We are almost to the end of the “Holidays” as we celebrate them in our American culture. Typically, this season begins with Thanksgiving, moves through Christmas Eve/Day and culminates in New Year’s Eve/Day. Yes, I know the holiday season seems to be expanding faster than Santa’s belt after all those Christmas Eve cookies, but let’s just keep it simple for the moment. The inspiration for this article came a couple years ago as I was reading about the spiritual discipline of Celebration. Because I tend to be a fairly task-oriented, forward-looking person, I am someone who needs times to stop and celebrate the ways God has blessed me. The discipline of Celebration really resonated with me. And I thought to myself, “It would be great to have some people over for a meal and time of sharing with each other and thanking God for the ways he has blessed us over the past year.” I started to think that this idea sounded rather familiar. If you’re a little quicker than me, you’re already shouting at your computer screen, “That’s Thanksgiving!” Well just calm down! Because eventually I got there too. But here’s my question: Is that what we really do on Thanksgiving?
“Holiday” is such a common word that we don’t often consider what it literally means. Not surprisingly, it is a mash-up of “Holy Day.” “Holy,” most basically, indicates something or someone “set apart,” usually for a specific purpose. So, a holiday is essentially a day set apart for some specific purpose. Thanksgiving is certainly a different day, a day set apart for a specific purpose. But what is it that we have set it apart for? In my mind, I wanted a day or meal set apart for conversation about God’s blessings, the ways God has moved in our lives in material, emotional, relational, and spiritual ways. What we typically mean when we talk about the Thanksgiving “Holiday” is a day set apart for family and lots of food. Certainly those are not bad things, but it is not what I was yearning for as I learned about the discipline of Celebration.
Or take Christmas: a day “set apart” for remembering the wonder and beauty of God’s Incarnation, that “the Word became flesh and dwelt among us.” Yet, when people asked me, “How was your Christmas?” my first reaction was to tell them about spending time with my family, how my daughter enjoyed opening her presents, and about our travels over the past weekend (and I’m a pastor!). Yes, perhaps we set apart an hour or so on Christmas Eve to worship, but that’s not quite a holy DAY. Rather, the big setting apart was–again–for family and food, mostly engaged in without much thought to worship, Jesus, Incarnation, or God saving the world.
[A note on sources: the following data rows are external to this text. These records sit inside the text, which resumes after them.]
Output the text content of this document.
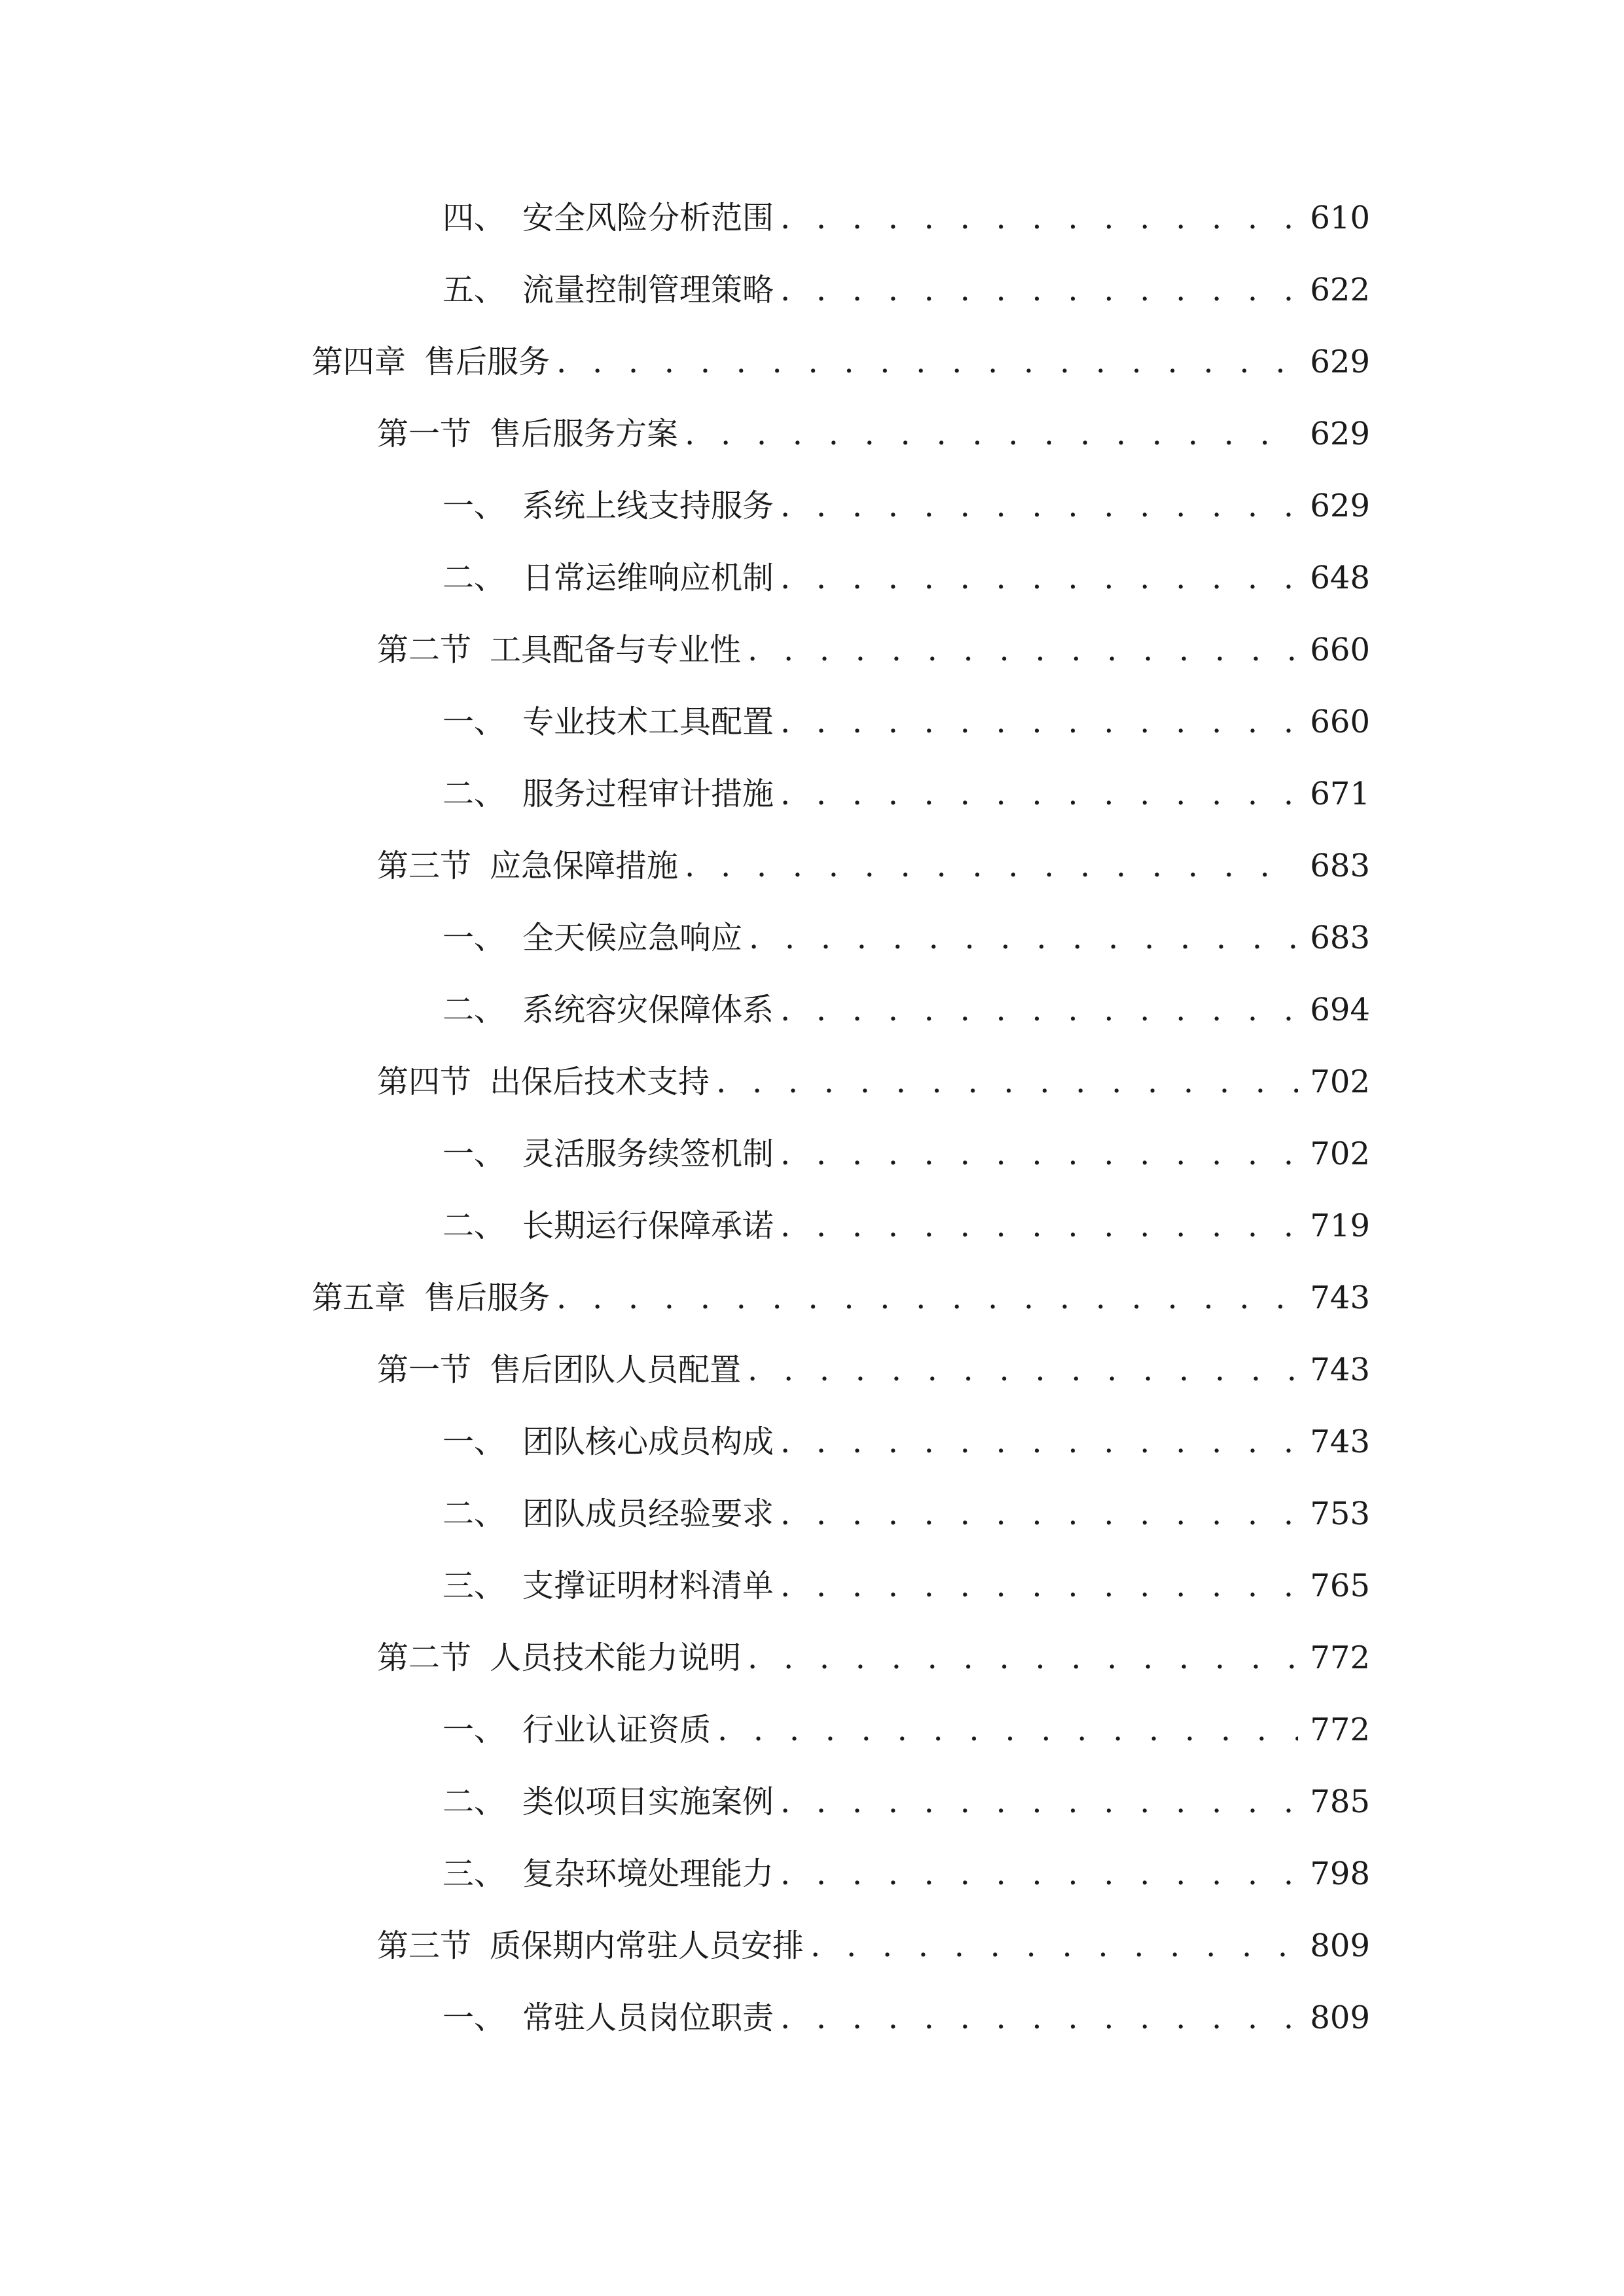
四、 安全风险分析范围 . . .	610
五、 流量控制管理策略 . . .	622
第四章 售后服务 . . .	629
第一节 售后服务方案 . . .	629
一、 系统上线支持服务 . . .	629
二、 日常运维响应机制 . . .	648
第二节 工具配备与专业性 . . .	660
一、 专业技术工具配置 . . .	660
二、 服务过程审计措施 . . .	671
第三节 应急保障措施 . . .	683
一、 全天候应急响应 . . .	683
二、 系统容灾保障体系 . . .	694
第四节 出保后技术支持 . . .	702
一、 灵活服务续签机制 . . .	702
二、 长期运行保障承诺 . . .	719
第五章 售后服务 . . .	743
第一节 售后团队人员配置 . . .	743
一、 团队核心成员构成 . . .	743
二、 团队成员经验要求 . . .	753
三、 支撑证明材料清单 . . .	765
第二节 人员技术能力说明 . . .	772
一、 行业认证资质 . . .	772
二、 类似项目实施案例 . . .	785
三、 复杂环境处理能力 . . .	798
第三节 质保期内常驻人员安排 . . .	809
一、 常驻人员岗位职责 . . .	809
And then there’s the New Year. While this is not normally considered a religious holiday, it is another day we “set apart.” I think that many of us actually use the New Year holiday better than we do Thanksgiving and Christmas. It is a transition day, a time to look back at the previous year and ahead to a new year. If you read blogs, scan the newspaper, or watch tv, you will find lots of people looking back. There are lots of “Best/Biggest _____ of 2011″ specials and articles. This can be really valuable stuff: wrapping up a year, summarizing it to learn where we have come. In Ordering Your Private World, Gordon MacDonald speaks of the importance of “closing the loop.“ We need closure, and the New Year holiday is a natural time to do that. We are also famous for making (and breaking) New Year’s Resolutions. While we obviously don’t do this well, at least we are taking time to think ahead and envision a different future for ourselves. We all need time to reflect and imagine. That is what the New Year holiday can be set apart for.
This blog is not intended to bemoan anything, but rather to encourage us to take the idea of a “Holy Day” seriously. God commanded Israel to set apart days, weeks, and even years for specific purposes. We like the idea of having “Christmas in our hearts all year,” but as human beings, God knows that we need specific times to focus and return to him and to the life to which he has called us. Israel had days set apart to remember God’s deliverance (Passover), celebrate God’s mercy (Yom Kippur), thank God for his provision (similar to our Thanksgiving), and even a day to lament (see Lamentations), not to mention Sabbath and Jubilee days and years.
Maybe for you, Thanksgiving, Christmas, and New Year are all lost to other purposes and traditions. Regardless, we Christians need the practices of remembrance, reflection, celebration, thanksgiving, and envisioning that these days represent. So whether it is on January 1st or January 4th, I encourage you to take time to think about what 2011 was for you, where you saw God moving, how his Good News came alive in your life or the lives of others around you. And I encourage you to ask God to help you imagine what 2012 might be: ways God might be moving to transform your character, open up opportunities for you to use your gifts, or live out God’s peace, love, hope, and joy more fully. And then ask God to do it with you and guide you to a community that can support, encourage, and challenge you in that vision.
I hope you enjoy the end of your “Holidays” and discover the value of Holy Days in 2012.